No - AgentX (by default) runs on a named port, rather than a TCP connection.
(You can run it over TCP, but the default is to use /var/agentx/master)
The v4 line assumes IP connectivity when dumping PDUs - the v5 line handles
this properly regardless. Don't worry about this, it's just a cosmetic
problem.
[snip]
> agentx:register: in register_agentx_list
> agentx:register: registered ok
[snip]
> ----> It appears that the AgentX registration went okay.
Good.
> I'm
> using the old style register_mib API to register, and I intend to register
> just the base OID and have all OIDs underneath the base parsed by code in
> my subagent.
That's fine - it's the "normal" situation (as least with the old API).
> I've verified with a printf in my subagent code that the base
> OID I'm sending is correct. In the packet above, I see the 1.795.12.2
> part, but not the 1.3.6.1.4 - is that somehow assumed by the master, or is
> this the source of my problems?
No - the AgentX protocol includes a very simplistic OID compression
algorithm. The second "04" in "04 04 00 00" indicates the 1.3.6.1.4 prefix
> Received 44 bytes from 192.1.1.9:1130
:
> Received SNMP packet(s) from 192.1.1.9
> GET message
> -- enterprises.795.12.2.1.0
> Sending 44 bytes to 192.1.1.9:1130
:
> ----> A simple get for .1.3.6.1.4.1.795.12.2.1.0, which is the very first
> scalar in my MIB, is met by a noSuchName response without consulting the
> AgentX subagent.
Hmmm... I'd be inclined to concentrate on this one to start with.
If you send a USR1 signal to the master agent, it will dump its internal
MIB registry.
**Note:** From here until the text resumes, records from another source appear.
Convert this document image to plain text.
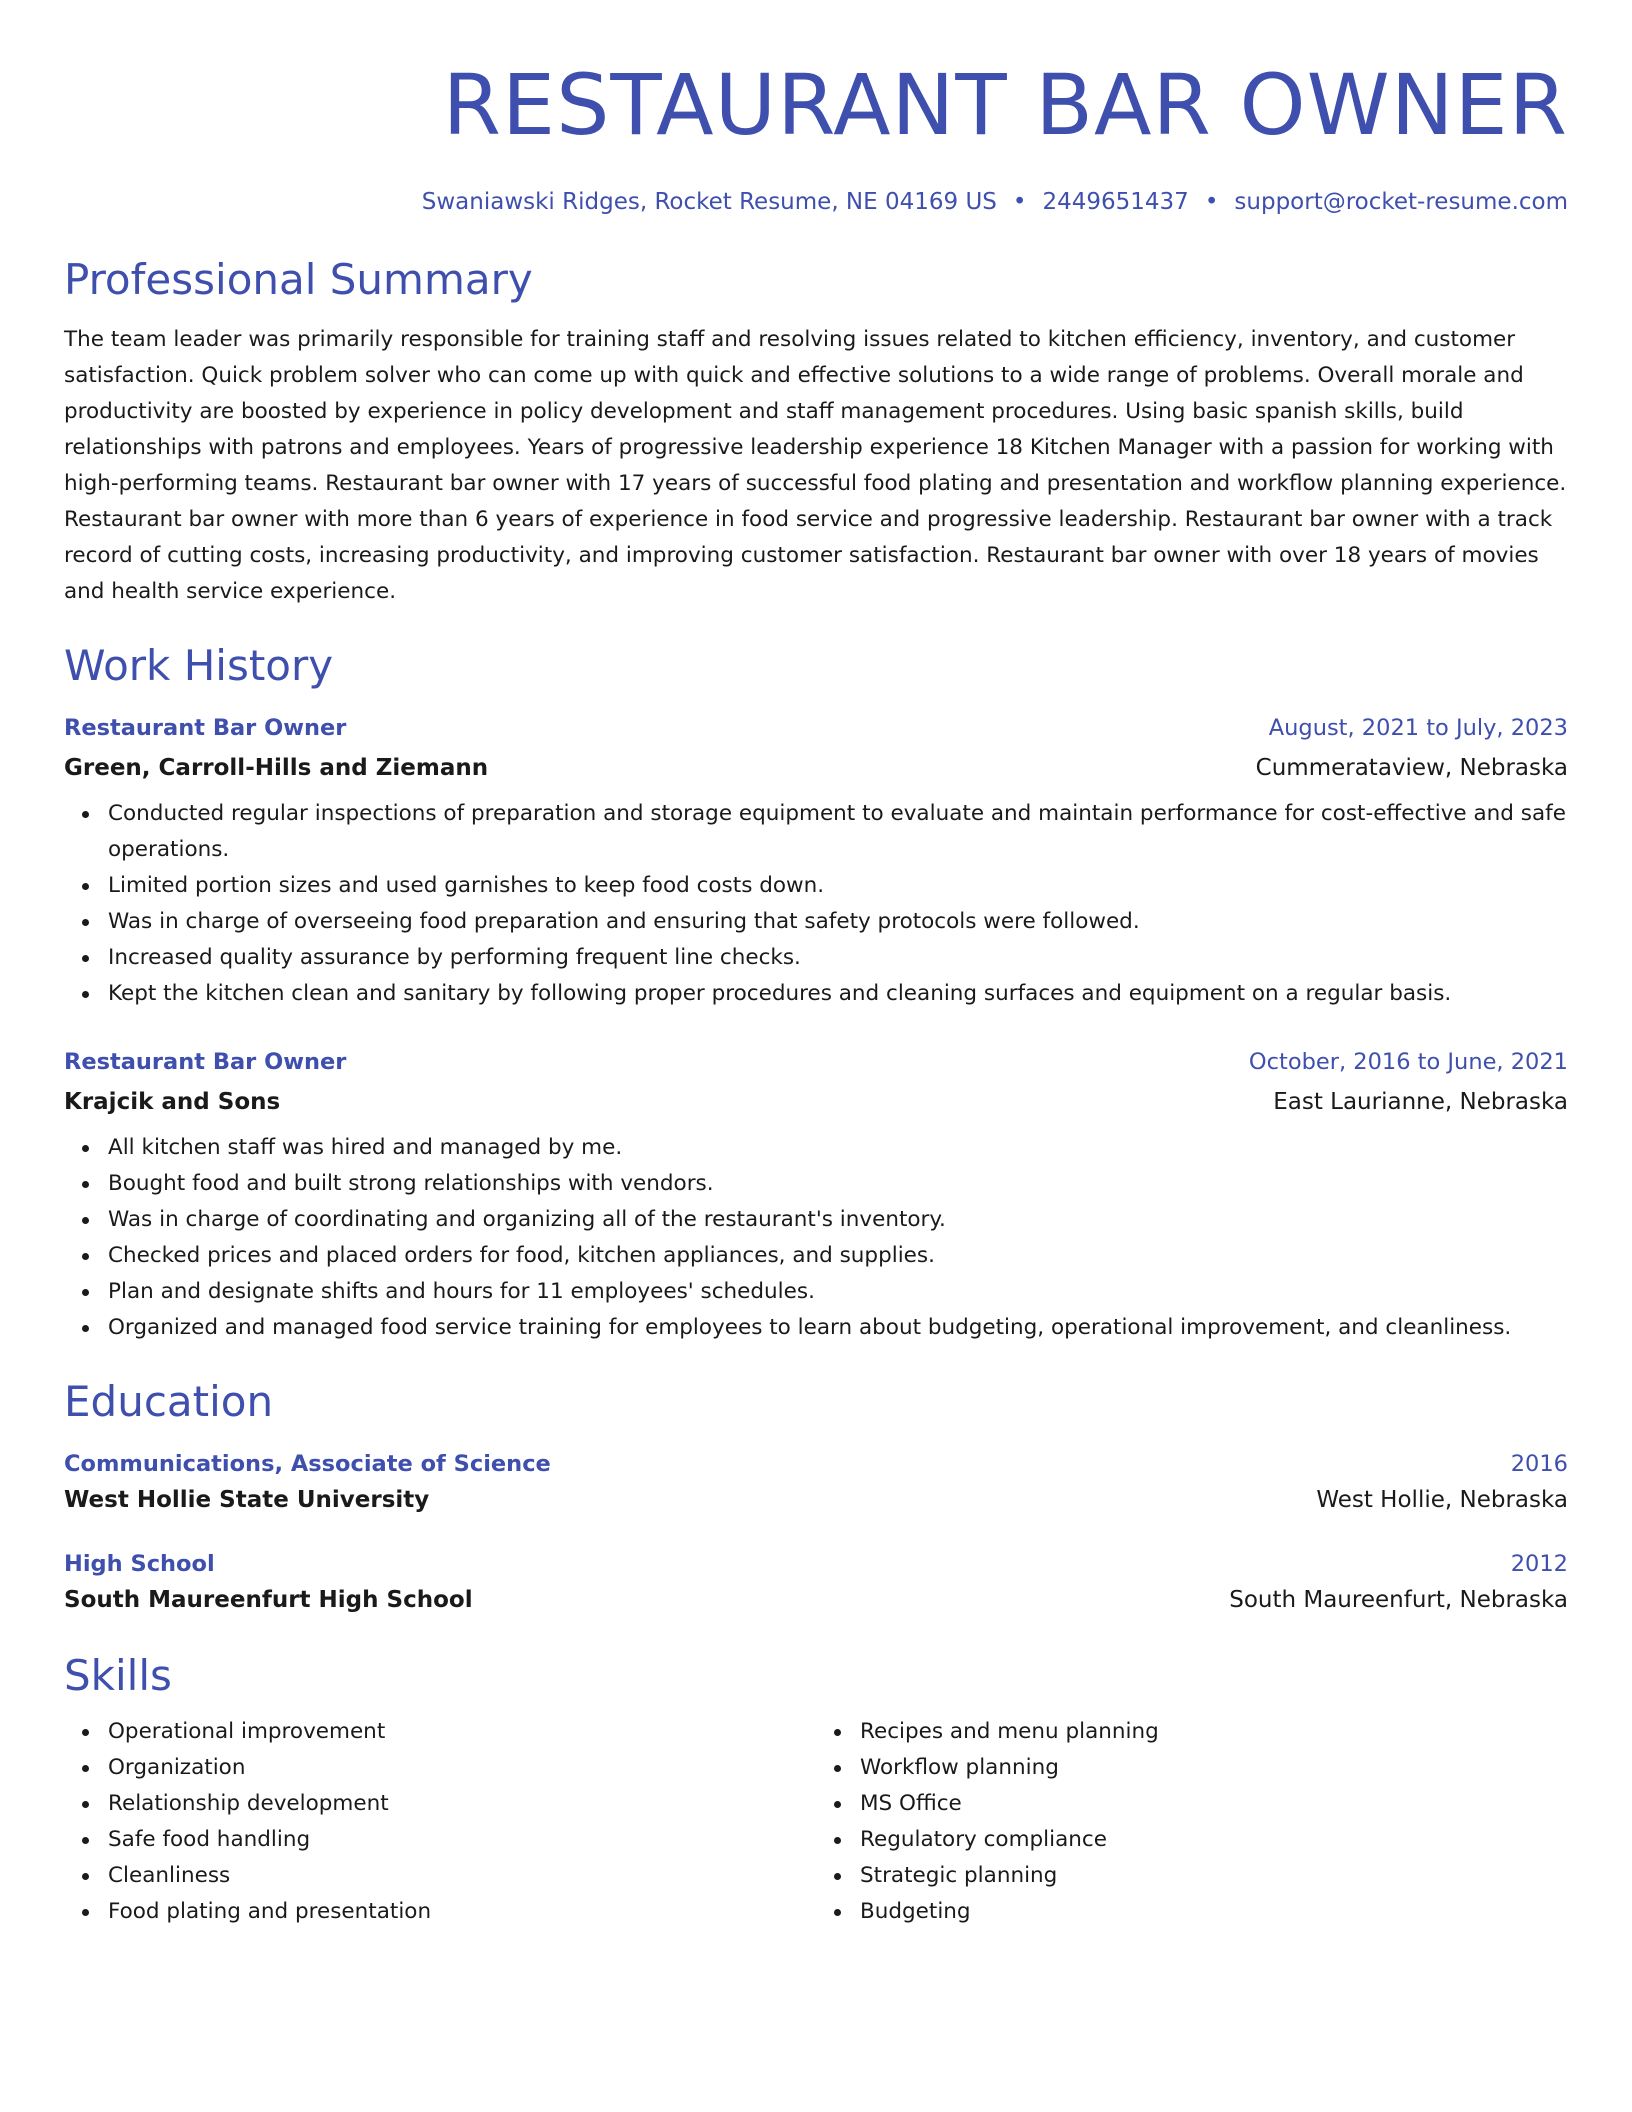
RESTAURANT BAR OWNER
Swaniawski Ridges, Rocket Resume, NE 04169 US • 2449651437 • support@rocket-resume.com
Professional Summary

The team leader was primarily responsible for training staff and resolving issues related to kitchen efficiency, inventory, and customer satisfaction. Quick problem solver who can come up with quick and effective solutions to a wide range of problems. Overall morale and productivity are boosted by experience in policy development and staff management procedures. Using basic spanish skills, build relationships with patrons and employees. Years of progressive leadership experience 18 Kitchen Manager with a passion for working with high-performing teams. Restaurant bar owner with 17 years of successful food plating and presentation and workflow planning experience. Restaurant bar owner with more than 6 years of experience in food service and progressive leadership. Restaurant bar owner with a track record of cutting costs, increasing productivity, and improving customer satisfaction. Restaurant bar owner with over 18 years of movies and health service experience.

Work History
Restaurant Bar Owner	August, 2021 to July, 2023
Green, Carroll-Hills and Ziemann	Cummerataview, Nebraska
Conducted regular inspections of preparation and storage equipment to evaluate and maintain performance for cost-effective and safe operations.
Limited portion sizes and used garnishes to keep food costs down.
Was in charge of overseeing food preparation and ensuring that safety protocols were followed.
Increased quality assurance by performing frequent line checks.
Kept the kitchen clean and sanitary by following proper procedures and cleaning surfaces and equipment on a regular basis.
Restaurant Bar Owner	October, 2016 to June, 2021
Krajcik and Sons	East Laurianne, Nebraska
All kitchen staff was hired and managed by me.
Bought food and built strong relationships with vendors.
Was in charge of coordinating and organizing all of the restaurant's inventory.
Checked prices and placed orders for food, kitchen appliances, and supplies.
Plan and designate shifts and hours for 11 employees' schedules.
Organized and managed food service training for employees to learn about budgeting, operational improvement, and cleanliness.
Education
Communications, Associate of Science	2016
West Hollie State University	West Hollie, Nebraska
High School	2012
South Maureenfurt High School	South Maureenfurt, Nebraska
Skills
Operational improvement
Organization
Relationship development
Safe food handling
Cleanliness
Food plating and presentation
Recipes and menu planning
Workflow planning
MS Office
Regulatory compliance
Strategic planning
Budgeting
Have a look through that, for the bits relating to the
1.3.6.1.4.1.795.12.2 registration. What does that look like?
> Received 42 bytes from 192.1.1.9:1136
:
> Received SNMP packet(s) from 192.1.1.9
> GETNEXT message
> -- enterprises.795.12.2
> agentx/master: request to pass to client: enterprises.795.12.2
> agentx/master: request to pass to client: enterprises.795.12.2
> agentx/master: request to pass to client: enterprises.795.12.2
> agentx/master: request to pass to client: enterprises.795.12.2
>
> ----> A getnext request for .1.3.6.1.4.1.795.12.2 is apparently recognized
> as requiring a handoff to an AgentX subagent. At this point, though, the
> master agent goes into a loop repeating the above four lines indefinitely.
Are these messages printed out in rapid succession, or one .... at .... a
.... time ? How frequently? How many?
It looks suspiciously as if the master agent is timing out before it gets
a response, and so keeps retrying. Which isn't surprising if it never
actually sent the request!
With a bit of luck, tracking down the Get problem should fix this
as well.
> After that, I did a little single stepping starting from where the "request
> to pass to client" message originated. I saw that it was calling something
> in the mibII module, so I turned on a little more debugging and obtained
> the following loop:
Ughh! That output looks horrible....
But it raises one other thing to check - how have you configured the
access control settings in the master agent? If the client isn't
authorised to retrieve values in this OID subtree, that would explain
why the subagent isn't getting queried for the Get request
(though not necessarily the GetNext behaviour).
Thank you for all of your help and suggestions.
The problem turned out to be entirely one of setting up the access in
snmpd.conf correctly. I just got thrown off by all of the strange things I
was seeing in the traces and while using gdb.
Looks to me like UCDSNMP 4.2.3 had some severe problems when it received
requests for objects that it was not authorized to provide. I did not see
the same problems in NETSNMP.
Howard